Depends how you define "waiting for action". A list of issues awaiting
review wouldn't help me so much, as a lot of open issues (Linux/Mac
specific ones) I don't have much to say on, and so ones I can comment
on would get lost. OTOH, a list of issues as you described (+1 review,
can be merged, tests passing) would be useful, as that would be
essentially a list of "just go in and push the merge button" items.
And I could easily grab a few minutes to go through any like that and
do a final check and merge.

Paul


Re: Automation and other changes

2017-04-02 Thread Paul Moore
On 2 April 2017 at 13:14, Donald Stufft  wrote:
> Another case of this that happens to me is I’ll get an email for the PR, see
> it, review it, think it’s a good idea, but the tests are still running (and
> they take 30+ minutes to run) so I’ll wait for that and end up forgetting
> about the PR as it sits there in a state that is 100% ready to be merged
> (it’s got a +1 review, tests are passing, everything is great) just because
> there isn’t an email to tell me.

Maybe a regular summary email listing PRs in this state would be a
useful reminder?
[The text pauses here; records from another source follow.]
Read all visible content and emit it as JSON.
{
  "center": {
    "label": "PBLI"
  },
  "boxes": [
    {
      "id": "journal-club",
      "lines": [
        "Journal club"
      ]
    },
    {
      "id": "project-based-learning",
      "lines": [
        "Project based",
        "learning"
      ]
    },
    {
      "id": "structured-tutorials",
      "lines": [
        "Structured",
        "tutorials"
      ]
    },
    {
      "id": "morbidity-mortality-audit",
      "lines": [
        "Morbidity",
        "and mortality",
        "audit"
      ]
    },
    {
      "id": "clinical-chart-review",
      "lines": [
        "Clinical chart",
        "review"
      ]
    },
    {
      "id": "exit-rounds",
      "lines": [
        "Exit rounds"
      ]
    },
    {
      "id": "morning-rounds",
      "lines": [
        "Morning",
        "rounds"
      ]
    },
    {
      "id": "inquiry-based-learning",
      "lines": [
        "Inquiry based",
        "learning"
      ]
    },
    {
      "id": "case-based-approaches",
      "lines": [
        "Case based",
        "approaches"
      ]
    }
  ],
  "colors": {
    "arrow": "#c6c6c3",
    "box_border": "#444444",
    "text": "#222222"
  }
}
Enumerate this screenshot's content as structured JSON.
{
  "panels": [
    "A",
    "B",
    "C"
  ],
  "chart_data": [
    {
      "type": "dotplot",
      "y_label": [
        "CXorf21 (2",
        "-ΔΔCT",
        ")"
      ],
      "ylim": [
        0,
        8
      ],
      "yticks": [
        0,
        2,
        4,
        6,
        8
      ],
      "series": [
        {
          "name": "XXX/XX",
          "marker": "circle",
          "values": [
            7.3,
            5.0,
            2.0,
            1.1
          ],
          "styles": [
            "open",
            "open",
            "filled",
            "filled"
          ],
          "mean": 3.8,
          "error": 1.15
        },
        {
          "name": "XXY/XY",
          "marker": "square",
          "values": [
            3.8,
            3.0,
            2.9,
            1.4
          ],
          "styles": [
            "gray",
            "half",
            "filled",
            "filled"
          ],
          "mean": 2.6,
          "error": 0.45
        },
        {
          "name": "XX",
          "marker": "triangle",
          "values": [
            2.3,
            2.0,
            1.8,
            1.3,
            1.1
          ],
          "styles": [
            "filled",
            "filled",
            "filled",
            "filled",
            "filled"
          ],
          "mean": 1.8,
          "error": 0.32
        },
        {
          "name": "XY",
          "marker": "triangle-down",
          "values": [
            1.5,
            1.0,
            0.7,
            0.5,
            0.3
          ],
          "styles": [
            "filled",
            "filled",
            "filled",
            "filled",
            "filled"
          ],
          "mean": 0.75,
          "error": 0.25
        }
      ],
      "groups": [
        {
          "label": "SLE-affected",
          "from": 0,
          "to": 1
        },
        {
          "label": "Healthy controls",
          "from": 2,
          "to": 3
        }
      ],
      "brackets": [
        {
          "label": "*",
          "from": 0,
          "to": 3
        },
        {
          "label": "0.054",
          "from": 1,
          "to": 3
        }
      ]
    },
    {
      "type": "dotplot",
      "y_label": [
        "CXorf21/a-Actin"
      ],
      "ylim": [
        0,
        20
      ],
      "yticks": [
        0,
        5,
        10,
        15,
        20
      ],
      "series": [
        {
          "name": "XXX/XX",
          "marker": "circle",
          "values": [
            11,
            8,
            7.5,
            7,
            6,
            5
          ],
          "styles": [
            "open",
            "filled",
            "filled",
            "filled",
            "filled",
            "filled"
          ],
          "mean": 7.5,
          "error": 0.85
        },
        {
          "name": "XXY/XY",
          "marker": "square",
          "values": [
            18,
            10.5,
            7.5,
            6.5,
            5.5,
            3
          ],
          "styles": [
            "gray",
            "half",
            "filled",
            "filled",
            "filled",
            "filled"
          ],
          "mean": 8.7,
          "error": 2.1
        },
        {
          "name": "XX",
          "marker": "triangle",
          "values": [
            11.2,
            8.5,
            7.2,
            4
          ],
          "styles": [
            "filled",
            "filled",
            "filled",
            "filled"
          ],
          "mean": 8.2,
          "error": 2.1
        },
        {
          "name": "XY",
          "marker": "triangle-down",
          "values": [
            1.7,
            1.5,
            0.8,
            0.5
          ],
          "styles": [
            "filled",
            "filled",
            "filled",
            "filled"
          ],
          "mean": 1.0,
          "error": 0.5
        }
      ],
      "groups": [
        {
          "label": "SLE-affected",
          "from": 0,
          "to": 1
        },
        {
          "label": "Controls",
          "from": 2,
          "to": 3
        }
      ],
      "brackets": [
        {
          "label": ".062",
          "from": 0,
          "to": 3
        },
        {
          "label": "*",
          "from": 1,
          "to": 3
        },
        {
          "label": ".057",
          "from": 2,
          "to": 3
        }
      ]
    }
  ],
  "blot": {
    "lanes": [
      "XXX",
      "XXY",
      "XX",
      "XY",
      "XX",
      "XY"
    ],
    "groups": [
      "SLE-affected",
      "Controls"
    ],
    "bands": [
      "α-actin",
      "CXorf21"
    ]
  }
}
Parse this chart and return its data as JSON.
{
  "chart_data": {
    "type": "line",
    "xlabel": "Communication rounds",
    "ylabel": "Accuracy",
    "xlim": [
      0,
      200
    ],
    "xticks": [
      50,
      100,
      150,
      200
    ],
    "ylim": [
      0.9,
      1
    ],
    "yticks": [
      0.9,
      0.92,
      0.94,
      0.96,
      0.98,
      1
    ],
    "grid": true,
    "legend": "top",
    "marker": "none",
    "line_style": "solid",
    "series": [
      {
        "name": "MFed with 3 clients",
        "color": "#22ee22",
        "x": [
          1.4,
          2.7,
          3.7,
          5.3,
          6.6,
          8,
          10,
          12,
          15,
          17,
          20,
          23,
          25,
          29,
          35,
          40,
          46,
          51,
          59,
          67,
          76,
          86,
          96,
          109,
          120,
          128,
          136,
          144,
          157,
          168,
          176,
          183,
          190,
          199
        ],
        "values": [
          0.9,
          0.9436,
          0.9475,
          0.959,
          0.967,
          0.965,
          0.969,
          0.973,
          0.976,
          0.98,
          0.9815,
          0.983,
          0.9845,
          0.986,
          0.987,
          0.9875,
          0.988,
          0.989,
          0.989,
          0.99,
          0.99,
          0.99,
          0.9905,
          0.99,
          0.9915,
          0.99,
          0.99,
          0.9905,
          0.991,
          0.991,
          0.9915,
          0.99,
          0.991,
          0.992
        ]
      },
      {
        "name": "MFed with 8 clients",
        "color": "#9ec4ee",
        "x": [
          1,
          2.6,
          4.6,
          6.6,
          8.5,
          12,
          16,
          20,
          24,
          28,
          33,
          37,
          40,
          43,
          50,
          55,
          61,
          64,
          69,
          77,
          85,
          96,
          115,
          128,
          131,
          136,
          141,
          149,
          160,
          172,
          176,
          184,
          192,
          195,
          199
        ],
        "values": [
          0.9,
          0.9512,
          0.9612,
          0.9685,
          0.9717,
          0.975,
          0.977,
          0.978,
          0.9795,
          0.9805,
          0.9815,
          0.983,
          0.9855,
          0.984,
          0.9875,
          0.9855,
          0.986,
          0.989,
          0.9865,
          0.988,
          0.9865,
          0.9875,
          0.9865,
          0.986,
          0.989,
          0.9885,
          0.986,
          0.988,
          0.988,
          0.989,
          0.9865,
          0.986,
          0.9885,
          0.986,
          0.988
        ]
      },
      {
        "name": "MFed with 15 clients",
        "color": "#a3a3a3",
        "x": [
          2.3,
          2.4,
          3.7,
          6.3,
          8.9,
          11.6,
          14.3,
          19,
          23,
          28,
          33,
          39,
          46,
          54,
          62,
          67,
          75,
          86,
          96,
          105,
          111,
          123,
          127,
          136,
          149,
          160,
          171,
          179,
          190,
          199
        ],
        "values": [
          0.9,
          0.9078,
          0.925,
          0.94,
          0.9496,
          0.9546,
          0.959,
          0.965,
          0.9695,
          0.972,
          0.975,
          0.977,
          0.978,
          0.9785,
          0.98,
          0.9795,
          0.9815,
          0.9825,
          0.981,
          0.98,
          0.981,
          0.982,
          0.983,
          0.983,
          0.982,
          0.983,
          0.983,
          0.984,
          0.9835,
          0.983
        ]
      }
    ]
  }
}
I don't know if that's something that could be
automated.
Paul


Re: Automation and other changes

2017-04-02 Thread Paul Moore
On 2 April 2017 at 13:07, Donald Stufft  wrote:
> Thoughts?

Sounds reasonable - I didn't mean to say that I thought what you were
doing was wrong, just that the net effect on me was likely to be
minimal because I use a purely email-based workflow. And yes, you're
right that does mean that if I don't have time *right now* to respond
to an email, the PR behind it tends to fall off my radar.